If your company asks the IT team to set up a new employee, be excited. It may be a little work, but if your shop is hiring, it's a good sign in what is still a stagnant job market.
New employees are still a lot of work, of course, and a lot of expense. If you are trying to justify a hire, running through all the initial and recurring costs is an absolute must before committing to a new team member.
The New Employee Cost Calculator, from our partners at Info~Tech Research Group, evaluates the finances of a new hire on about 30 cost factors, both for technology and non-tech categories. The tool is available free to IT Business Edge members here in the IT Downloads library.
As you'd expect, the Excel-based tool also lets you include expense categories that are specific to your business, and then breaks out the expenses into IT and current (one-time) and ongoing cost factors, both inside IT and for the whole enterprise. You can see a snapshot of part of the expense grid in the figure below.
Some costs included in the calculations are pretty self-evident. Obviously, a new employee is going to cost you for a company-issued laptop, and most companies have a swag on the per-employee Help Desk costs they expect to incur annually. However, some of the cost categories cited in this extensive background might otherwise elude the attention of tech and HR. Some interesting points you'll find in the tool's example breakdown of a $65,000 salaried employee include:
Printing and copying: This is one of those silent expenses that can really gnaw about your bottom line. The tool's example model lists it at $120 a year.
Network usage: If your bandwidth (or any other IT service) is on a metered model, it should be easy enough to identify the rate at which a job role should be consuming that resource.
The opportunity cost of paid time off for salaried employees: Obviously, direct compensation for employees who are relaxing on the beach is calculated in salary, but you may want to consider what this employee could be doing for you during that time away as a cost (particularly if you are modeling out a full-time hire versus hourly contractors).

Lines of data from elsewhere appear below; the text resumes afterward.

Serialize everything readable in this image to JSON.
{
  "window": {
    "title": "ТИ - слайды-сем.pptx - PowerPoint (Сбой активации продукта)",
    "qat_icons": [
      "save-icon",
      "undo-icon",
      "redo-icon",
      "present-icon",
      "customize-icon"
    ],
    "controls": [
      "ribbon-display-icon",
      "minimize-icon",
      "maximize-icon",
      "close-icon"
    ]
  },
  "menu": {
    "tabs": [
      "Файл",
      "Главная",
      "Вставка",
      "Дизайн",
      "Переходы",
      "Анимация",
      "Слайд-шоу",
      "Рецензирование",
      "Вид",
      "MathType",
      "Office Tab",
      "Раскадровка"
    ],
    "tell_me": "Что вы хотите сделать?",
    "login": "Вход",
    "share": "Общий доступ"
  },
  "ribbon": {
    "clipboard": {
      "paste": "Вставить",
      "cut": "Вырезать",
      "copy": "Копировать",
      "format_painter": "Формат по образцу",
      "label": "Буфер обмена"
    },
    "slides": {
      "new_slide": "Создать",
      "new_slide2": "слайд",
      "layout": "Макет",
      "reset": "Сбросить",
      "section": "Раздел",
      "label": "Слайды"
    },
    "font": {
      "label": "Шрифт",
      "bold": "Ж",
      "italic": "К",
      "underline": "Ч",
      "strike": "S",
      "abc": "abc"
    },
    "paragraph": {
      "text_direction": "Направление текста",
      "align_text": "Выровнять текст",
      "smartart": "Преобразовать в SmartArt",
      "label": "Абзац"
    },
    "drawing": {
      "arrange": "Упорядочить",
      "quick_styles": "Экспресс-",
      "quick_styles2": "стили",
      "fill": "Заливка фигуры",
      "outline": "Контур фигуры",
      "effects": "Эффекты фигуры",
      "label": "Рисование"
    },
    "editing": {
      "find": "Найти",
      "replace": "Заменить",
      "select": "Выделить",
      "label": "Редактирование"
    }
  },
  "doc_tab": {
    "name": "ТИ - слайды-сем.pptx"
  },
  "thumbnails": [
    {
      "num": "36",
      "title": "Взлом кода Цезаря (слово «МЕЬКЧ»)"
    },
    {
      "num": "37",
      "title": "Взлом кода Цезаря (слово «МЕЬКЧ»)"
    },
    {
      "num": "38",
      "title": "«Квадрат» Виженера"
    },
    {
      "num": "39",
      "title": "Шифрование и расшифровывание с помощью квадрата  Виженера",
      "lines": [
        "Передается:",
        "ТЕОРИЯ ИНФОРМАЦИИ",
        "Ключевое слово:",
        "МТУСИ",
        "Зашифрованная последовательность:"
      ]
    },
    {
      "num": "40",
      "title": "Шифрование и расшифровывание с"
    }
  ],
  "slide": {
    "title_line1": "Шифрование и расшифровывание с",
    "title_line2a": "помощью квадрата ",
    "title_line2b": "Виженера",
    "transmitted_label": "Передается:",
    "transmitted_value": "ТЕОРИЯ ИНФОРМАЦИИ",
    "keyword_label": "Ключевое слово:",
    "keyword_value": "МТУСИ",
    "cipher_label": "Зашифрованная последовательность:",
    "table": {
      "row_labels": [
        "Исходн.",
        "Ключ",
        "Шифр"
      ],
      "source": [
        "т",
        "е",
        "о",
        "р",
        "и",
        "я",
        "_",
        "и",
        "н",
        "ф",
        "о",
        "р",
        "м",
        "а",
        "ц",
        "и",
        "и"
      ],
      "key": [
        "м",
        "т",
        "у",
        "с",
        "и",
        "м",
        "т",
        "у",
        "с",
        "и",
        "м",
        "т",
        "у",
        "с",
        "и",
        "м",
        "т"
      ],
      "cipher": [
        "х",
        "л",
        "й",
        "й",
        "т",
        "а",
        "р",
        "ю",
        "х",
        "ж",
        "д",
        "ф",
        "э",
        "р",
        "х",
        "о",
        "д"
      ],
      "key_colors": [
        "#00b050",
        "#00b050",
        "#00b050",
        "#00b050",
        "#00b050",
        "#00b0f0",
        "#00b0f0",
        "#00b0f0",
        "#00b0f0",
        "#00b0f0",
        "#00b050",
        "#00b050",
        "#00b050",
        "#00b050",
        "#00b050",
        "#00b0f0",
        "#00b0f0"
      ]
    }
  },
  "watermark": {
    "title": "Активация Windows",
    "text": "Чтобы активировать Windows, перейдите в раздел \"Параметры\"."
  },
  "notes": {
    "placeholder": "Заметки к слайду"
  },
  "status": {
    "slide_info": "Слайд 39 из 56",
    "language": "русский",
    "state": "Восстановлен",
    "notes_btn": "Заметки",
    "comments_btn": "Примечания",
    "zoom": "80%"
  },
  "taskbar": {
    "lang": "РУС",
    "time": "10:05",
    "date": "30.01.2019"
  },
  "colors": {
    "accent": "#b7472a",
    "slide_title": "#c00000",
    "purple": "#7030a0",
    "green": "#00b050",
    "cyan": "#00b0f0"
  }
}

After all assumptions are entered, the spreadsheet does the math and breaks down expenses by category. In the example model, the $65,000 salaried employee ends up costing the company more than $84,000 annually - not really surprising. As an added bonus, the tool calculates the percentage of overall expense per employee that can be assigned to IT. It's usually pretty low - in our example, it's about 8.5 percent in the current year.
As an added bonus, the tool includes a checklist of 17 IT tasks required to add a new user to the network, as you can see below.
In addition to the usual suspects, you'll find checkpoints for ensuring that all new employees sign off on applicable policies and a day-one checkup to make sure everything is going smoothly.
If you are evaluating a new hire, you should really check out this very useful tool.